What is the preferred glazing type for cold climates?
I’ve come across conflicting answers in my preparation for the PPD test. Some sources say LOW-E with low U-factor to avoid heat loss. While some say the higher the SHGC the better, to maximize heat gain into the space during winter. I’m guessing the direction the window faces affects the answer, but when no direction is provided, what should I look for? Is there an overall sensibility I should go with to answer this on the exam?
Thanks in advance.
Hi @carlo_penaflorida ,
I’ll do my best to help!
Everything you’ve stated above is true. For cold climates you want the glazing to have a low U factor. This is because you want less heat transmission through the assembly to keep your building warm in the winter!
You also want the low-E coating (low-emissivity) coating on your windows because it too will help keep the warm in and the cold out. Wikipedia does a better job of explaining this than I can: Low emissivity - Wikipedia
It is also true that in a cold climate a high Solar Heat Gain Coefficient would be beneficial. The higher the coefficient, the more solar heat gain will be allowed by the glass.
The factors above are ideal for cold climates no matter the window orientation.
In general, in the northern hemisphere, southern facing windows will provide you with the most opportunity for solar heat gain. Northern facing glazing provides the most stable and desirable lighting, but the least amount of solar heat gain.
“The Site Planning and Design Handbook” is one of the major references for this exam and can provide you with more in depth information on these subjects if you’re interested!
Hope this helps!
I also found this online guide to energy efficient windows that might help clear things up.
Thanks for the response! It is is good to know that SHGC and U factors do not have a parallel relationship with each other. SHGC can be high, and U factor can be low, and vise versa. They do not have to be the same. The document you uploaded definitely helped.
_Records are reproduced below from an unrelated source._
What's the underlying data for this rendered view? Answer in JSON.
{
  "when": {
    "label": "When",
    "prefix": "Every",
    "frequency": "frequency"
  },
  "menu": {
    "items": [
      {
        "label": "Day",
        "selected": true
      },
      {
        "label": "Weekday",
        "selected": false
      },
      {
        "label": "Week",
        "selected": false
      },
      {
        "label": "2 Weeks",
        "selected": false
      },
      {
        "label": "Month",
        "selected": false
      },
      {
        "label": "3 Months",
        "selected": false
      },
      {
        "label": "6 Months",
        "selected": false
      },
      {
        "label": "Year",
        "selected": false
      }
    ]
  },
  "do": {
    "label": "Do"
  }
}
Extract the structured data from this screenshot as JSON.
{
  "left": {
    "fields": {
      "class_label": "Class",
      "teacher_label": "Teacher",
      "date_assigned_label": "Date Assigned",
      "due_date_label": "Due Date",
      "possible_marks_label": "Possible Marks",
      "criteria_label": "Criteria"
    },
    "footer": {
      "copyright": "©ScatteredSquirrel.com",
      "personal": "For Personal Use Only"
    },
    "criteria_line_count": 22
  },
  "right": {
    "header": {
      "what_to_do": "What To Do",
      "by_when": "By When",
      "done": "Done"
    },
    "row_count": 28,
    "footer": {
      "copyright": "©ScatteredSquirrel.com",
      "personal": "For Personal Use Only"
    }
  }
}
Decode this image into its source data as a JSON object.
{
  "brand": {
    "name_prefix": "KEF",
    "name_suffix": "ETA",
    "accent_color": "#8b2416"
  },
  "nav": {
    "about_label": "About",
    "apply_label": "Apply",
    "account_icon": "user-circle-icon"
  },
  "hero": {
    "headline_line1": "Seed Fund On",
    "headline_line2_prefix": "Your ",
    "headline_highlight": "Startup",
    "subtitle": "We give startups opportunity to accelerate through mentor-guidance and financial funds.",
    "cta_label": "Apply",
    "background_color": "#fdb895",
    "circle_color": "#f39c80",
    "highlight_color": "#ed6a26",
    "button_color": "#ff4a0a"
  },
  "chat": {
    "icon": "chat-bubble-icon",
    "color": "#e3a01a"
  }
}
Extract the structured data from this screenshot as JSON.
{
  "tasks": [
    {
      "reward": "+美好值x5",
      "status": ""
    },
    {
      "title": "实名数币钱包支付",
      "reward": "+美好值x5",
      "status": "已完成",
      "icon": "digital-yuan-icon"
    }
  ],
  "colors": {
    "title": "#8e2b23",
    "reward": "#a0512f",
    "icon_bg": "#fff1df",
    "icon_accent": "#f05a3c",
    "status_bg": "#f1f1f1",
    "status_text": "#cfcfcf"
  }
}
Also, I believe you meant to say higher SHGC will let more solar heat gain in? or am I missing something?
Glad you found the information helpful @carlo_penaflorida !
Oops! I did mean to say higher SHGC. Thanks for pointing that out! I’ll edit the original post to avoid confusing anyone else.
hi, Just reviewed the document posted - if the main concern is gaining heat in a cold climate, would we consider higher SHGC with a high U value thus solar heat can flood inside.I understood that Low U value will keep the heat out. There is a reference in FBC book but not very clear what to make out of it.
Hi @svan ,
If you want to capitalize on gaining heat I would consider a higher SHGC with a low U value. You still want to keep that U value low so that you’re keeping your heat in your building! Otherwise, you’ll be gaining heat from solar gain but it won’t stay in the building.
Hope this helps!
in the case above would you consider low U value but not Low-E glass?
sorry and hope I am not asking something that has been answered previously.
Hi @svan ,
No worries! It’s a confusing topic and I still get them mixed around in my head.
It’s likely you want a low-e coating still even in cold climates. They type of low-e coating you want can depend on the climate though.
Here’s a few resources on it that might be helpful -
We typically always spec a low-e coating on exterior glass, no matter the climate.
Let me know if there’s anything else I can help with!
just one quick question. I reviewed the SPDH book content page, and also did a search engine but can’t seem to find any information re: windows, low U factor, SHGC, what chapter are you referring to?
Update: I found information in the Sun Wind Light book by DeKay and Brown 3rd ed. Glazing recommendations.
Thanks for the update with the additional resource @svan ! I’ll be sure to add that to my list of recommendations for candidates on this topic
U-factor measures an assembly’s ability to transmit heat through conduction. Since the possibility of losing interior warmth to the exterior would happen through physical contact of the window with the air, we want to limit the U-factor.
SHGC measures how much heat through solar radiation is admitted through the glass. In a cold climate, we welcome solar radiation, so the IECC places either a generous cap or no cap on SHGC for the cold climate zones.
I believe we want to limit U-factor no matter where we are building. This strengthens the building envelope by preventing conductive heat loss when it’s cold and conductive heat gain when it’s hot. The SHGC is more nuanced. Solar radiation varies based on the relationship of the building to the sun, the window to the sun, and whether or not the window has a shading projection.
I work primarily in the southeast (climate zone 3) where the SHGC governs. Contractors will often submit glazing with a compliant U-factor, but we have to reject it because the SHGC is too high. Obviously in our hot-humid climate, heat gain through solar radiation is problematic especially for windows facing south, east, or west and without an overhang.
If we study IECC section C402.4 Fenestration, we can begin to understand when we want to capitalize on solar radiation and when we want to dodge it.